What I have a problem with is what about people who already have the core competencies for the certification? These individuals would get absolutely nothing from taking the SANS training. I am sure the training is going to be targeted toward more of the newcomers to this space. For this scenario GAIC offers the certification challenge. I am not sure if you have looked up their costs to challenge their certifications or not, but it is rather laughable. I almost feel out of my chair laughing when I saw the new pricing, 899.00 which is a tricky way of saying 900.00. Are you kidding me? There is nothing special about their tests or credentials. I know, I have one. There can not be that much overhead in the exam creation and maintenance. The CISSP doesn’t even cost that much, initially anyway. It just seems like another way for this organization to money grub. They are targeting people who work for organizations that pay for certifications for them and don’t necessarily question the amount of money spent. This basically shuns the little guy and the independents. To me, the GAIC certification challenge for Silver (that is purely automated no grading of papers) shouldn’t be more than 150 dollars. I think that is fair.

How should this be done?

I am not an expert in all things certification but I would think you would have to start with the WASC taking complete ownership of this. Community experts should be queried for what they believe are the most important aspects of the field. You may even want to take a proven methodology based on OWASP as a framework for this as well. After that the exam objectives are defined. There may also be an experience requirement as well. So maybe people have to prove working in the field for 2 years or something such as that.
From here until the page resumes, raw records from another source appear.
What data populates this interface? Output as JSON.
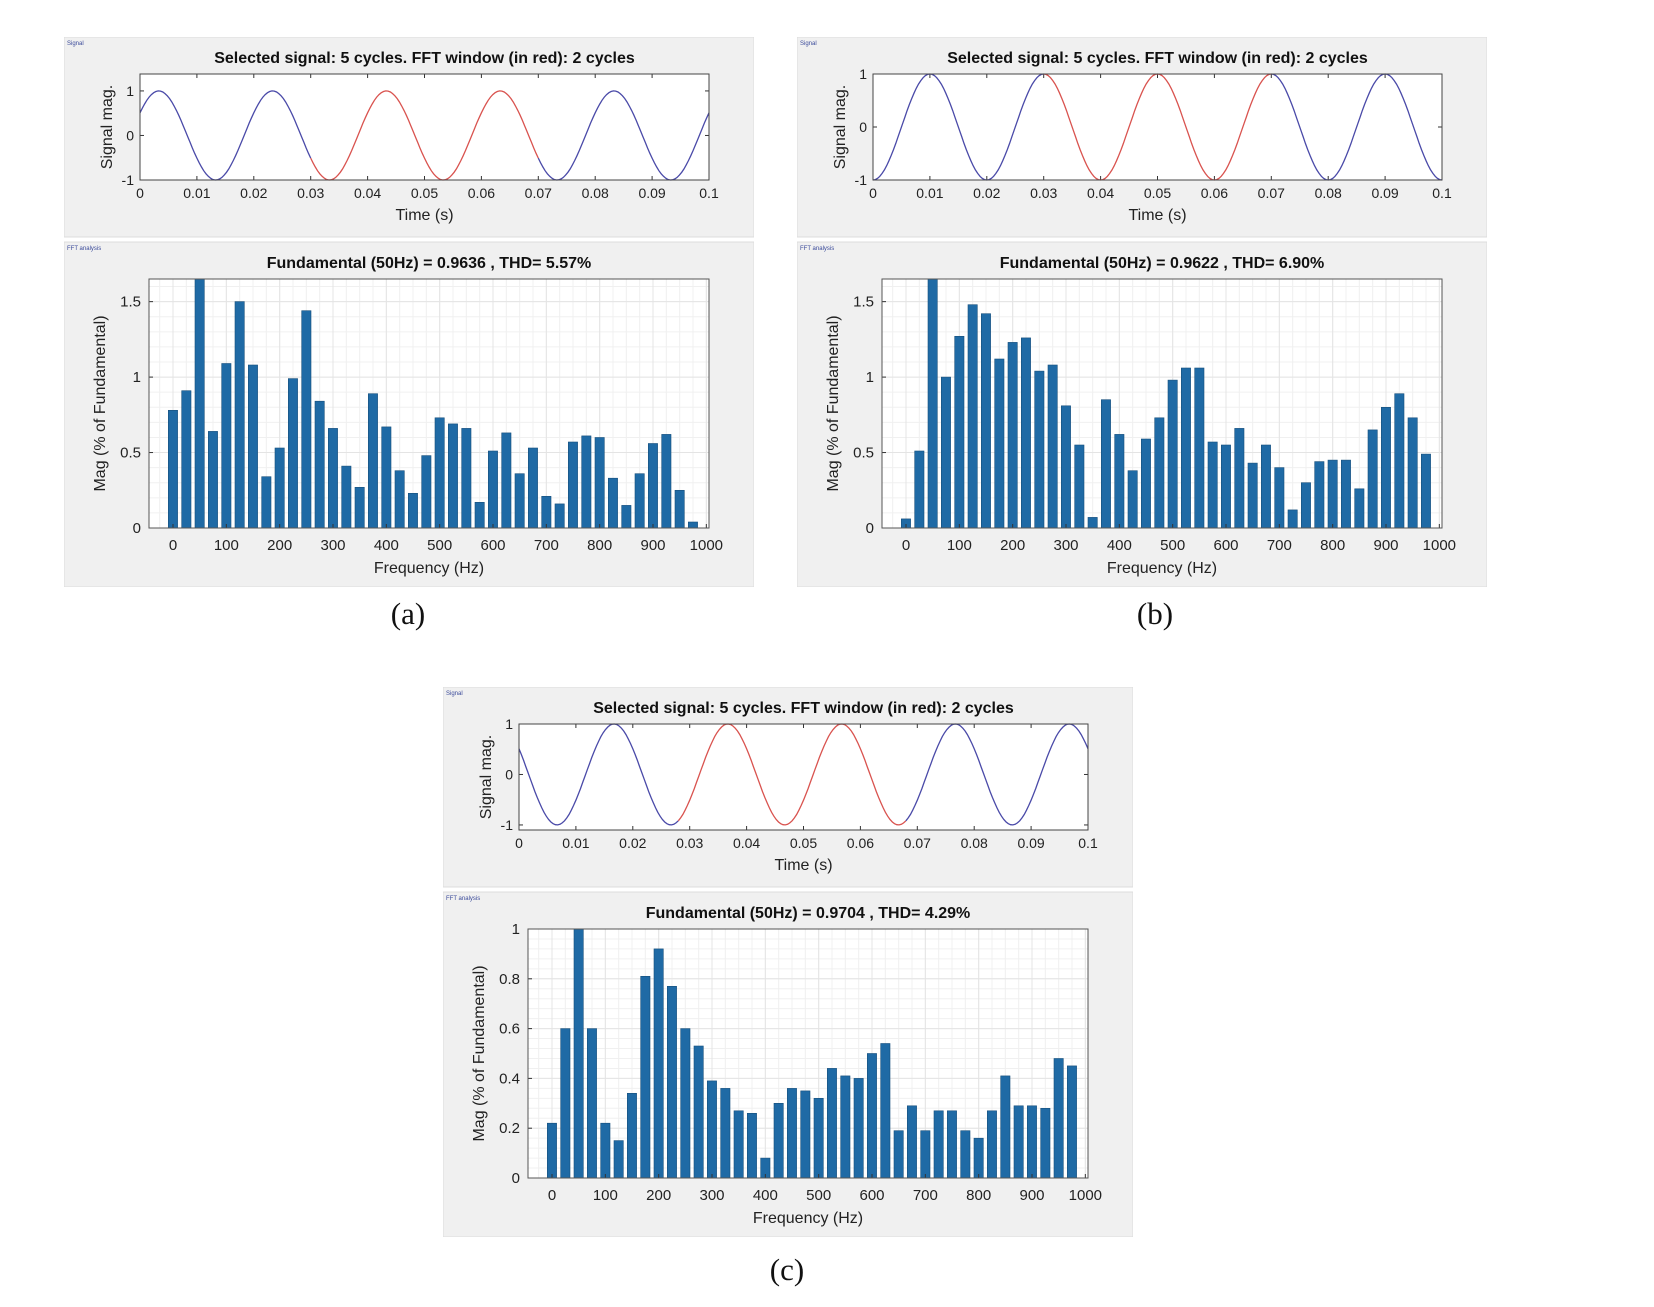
{
  "panels": [
    {
      "label": "(a)",
      "signal_chart": 0,
      "fft_chart": 1
    },
    {
      "label": "(b)",
      "signal_chart": 2,
      "fft_chart": 3
    },
    {
      "label": "(c)",
      "signal_chart": 4,
      "fft_chart": 5
    }
  ],
  "colors": {
    "blue_signal": "#4a4aa8",
    "red_window": "#d9534f",
    "bar": "#1f6aa5",
    "panel_bg": "#f0f0f0",
    "grid": "#e4e4e4"
  },
  "chart_data": [
    {
      "type": "line",
      "panel": "a",
      "section_label": "Signal",
      "title": "Selected signal: 5 cycles. FFT window (in red): 2 cycles",
      "xlabel": "Time (s)",
      "ylabel": "Signal mag.",
      "xlim": [
        0,
        0.1
      ],
      "ylim": [
        -1,
        1.38
      ],
      "xticks": [
        "0",
        "0.01",
        "0.02",
        "0.03",
        "0.04",
        "0.05",
        "0.06",
        "0.07",
        "0.08",
        "0.09",
        "0.1"
      ],
      "yticks": [
        "-1",
        "0",
        "1"
      ],
      "frequency_hz": 50,
      "amplitude": 1,
      "peak_time_s": 0.0033,
      "fft_window_s": [
        0.03,
        0.07
      ]
    },
    {
      "type": "bar",
      "panel": "a",
      "section_label": "FFT analysis",
      "title": "Fundamental (50Hz) = 0.9636 , THD= 5.57%",
      "xlabel": "Frequency (Hz)",
      "ylabel": "Mag (% of Fundamental)",
      "xlim": [
        -45,
        1005
      ],
      "ylim": [
        0,
        1.65
      ],
      "grid": true,
      "xticks": [
        "0",
        "100",
        "200",
        "300",
        "400",
        "500",
        "600",
        "700",
        "800",
        "900",
        "1000"
      ],
      "yticks": [
        "0",
        "0.5",
        "1",
        "1.5"
      ],
      "categories": [
        0,
        25,
        50,
        75,
        100,
        125,
        150,
        175,
        200,
        225,
        250,
        275,
        300,
        325,
        350,
        375,
        400,
        425,
        450,
        475,
        500,
        525,
        550,
        575,
        600,
        625,
        650,
        675,
        700,
        725,
        750,
        775,
        800,
        825,
        850,
        875,
        900,
        925,
        950,
        975
      ],
      "values": [
        0.78,
        0.91,
        1.65,
        0.64,
        1.09,
        1.5,
        1.08,
        0.34,
        0.53,
        0.99,
        1.44,
        0.84,
        0.66,
        0.41,
        0.27,
        0.89,
        0.67,
        0.38,
        0.23,
        0.48,
        0.73,
        0.69,
        0.66,
        0.17,
        0.51,
        0.63,
        0.36,
        0.53,
        0.21,
        0.16,
        0.57,
        0.61,
        0.6,
        0.33,
        0.15,
        0.36,
        0.56,
        0.62,
        0.25,
        0.04
      ]
    },
    {
      "type": "line",
      "panel": "b",
      "section_label": "Signal",
      "title": "Selected signal: 5 cycles. FFT window (in red): 2 cycles",
      "xlabel": "Time (s)",
      "ylabel": "Signal mag.",
      "xlim": [
        0,
        0.1
      ],
      "ylim": [
        -1,
        1
      ],
      "xticks": [
        "0",
        "0.01",
        "0.02",
        "0.03",
        "0.04",
        "0.05",
        "0.06",
        "0.07",
        "0.08",
        "0.09",
        "0.1"
      ],
      "yticks": [
        "-1",
        "0",
        "1"
      ],
      "frequency_hz": 50,
      "amplitude": 1,
      "peak_time_s": 0.01,
      "fft_window_s": [
        0.03,
        0.07
      ]
    },
    {
      "type": "bar",
      "panel": "b",
      "section_label": "FFT analysis",
      "title": "Fundamental (50Hz) = 0.9622 , THD= 6.90%",
      "xlabel": "Frequency (Hz)",
      "ylabel": "Mag (% of Fundamental)",
      "xlim": [
        -45,
        1005
      ],
      "ylim": [
        0,
        1.65
      ],
      "grid": true,
      "xticks": [
        "0",
        "100",
        "200",
        "300",
        "400",
        "500",
        "600",
        "700",
        "800",
        "900",
        "1000"
      ],
      "yticks": [
        "0",
        "0.5",
        "1",
        "1.5"
      ],
      "categories": [
        0,
        25,
        50,
        75,
        100,
        125,
        150,
        175,
        200,
        225,
        250,
        275,
        300,
        325,
        350,
        375,
        400,
        425,
        450,
        475,
        500,
        525,
        550,
        575,
        600,
        625,
        650,
        675,
        700,
        725,
        750,
        775,
        800,
        825,
        850,
        875,
        900,
        925,
        950,
        975
      ],
      "values": [
        0.06,
        0.51,
        1.65,
        1.0,
        1.27,
        1.48,
        1.42,
        1.12,
        1.23,
        1.26,
        1.04,
        1.08,
        0.81,
        0.55,
        0.07,
        0.85,
        0.62,
        0.38,
        0.59,
        0.73,
        0.98,
        1.06,
        1.06,
        0.57,
        0.55,
        0.66,
        0.43,
        0.55,
        0.4,
        0.12,
        0.3,
        0.44,
        0.45,
        0.45,
        0.26,
        0.65,
        0.8,
        0.89,
        0.73,
        0.49
      ]
    },
    {
      "type": "line",
      "panel": "c",
      "section_label": "Signal",
      "title": "Selected signal: 5 cycles. FFT window (in red): 2 cycles",
      "xlabel": "Time (s)",
      "ylabel": "Signal mag.",
      "xlim": [
        0,
        0.1
      ],
      "ylim": [
        -1.1,
        1
      ],
      "xticks": [
        "0",
        "0.01",
        "0.02",
        "0.03",
        "0.04",
        "0.05",
        "0.06",
        "0.07",
        "0.08",
        "0.09",
        "0.1"
      ],
      "yticks": [
        "-1",
        "0",
        "1"
      ],
      "frequency_hz": 50,
      "amplitude": 1,
      "peak_time_s": 0.0167,
      "fft_window_s": [
        0.028,
        0.068
      ]
    },
    {
      "type": "bar",
      "panel": "c",
      "section_label": "FFT analysis",
      "title": "Fundamental (50Hz) = 0.9704 , THD= 4.29%",
      "xlabel": "Frequency (Hz)",
      "ylabel": "Mag (% of Fundamental)",
      "xlim": [
        -45,
        1005
      ],
      "ylim": [
        0,
        1
      ],
      "grid": true,
      "xticks": [
        "0",
        "100",
        "200",
        "300",
        "400",
        "500",
        "600",
        "700",
        "800",
        "900",
        "1000"
      ],
      "yticks": [
        "0",
        "0.2",
        "0.4",
        "0.6",
        "0.8",
        "1"
      ],
      "categories": [
        0,
        25,
        50,
        75,
        100,
        125,
        150,
        175,
        200,
        225,
        250,
        275,
        300,
        325,
        350,
        375,
        400,
        425,
        450,
        475,
        500,
        525,
        550,
        575,
        600,
        625,
        650,
        675,
        700,
        725,
        750,
        775,
        800,
        825,
        850,
        875,
        900,
        925,
        950,
        975
      ],
      "values": [
        0.22,
        0.6,
        1.0,
        0.6,
        0.22,
        0.15,
        0.34,
        0.81,
        0.92,
        0.77,
        0.6,
        0.53,
        0.39,
        0.36,
        0.27,
        0.26,
        0.08,
        0.3,
        0.36,
        0.35,
        0.32,
        0.44,
        0.41,
        0.4,
        0.5,
        0.54,
        0.19,
        0.29,
        0.19,
        0.27,
        0.27,
        0.19,
        0.16,
        0.27,
        0.41,
        0.29,
        0.29,
        0.28,
        0.48,
        0.45
      ]
    }
  ]
}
Based on the exam objectives and the comprehensive nature of the exam, you have a panel of experts draft the questions for the exam. The exam delivery method should be one that doesn’t restrict people based on geographic limitations. This delivery method could be web based, Prometric, etc.

Structuring the exam in this manner would allow other organizations to provide training as well and not just lock in one vendor. This spreads the wealth a bit through the technology community. Also it would allow for a reasonably priced challenge for any professionals who are already proficient in this area.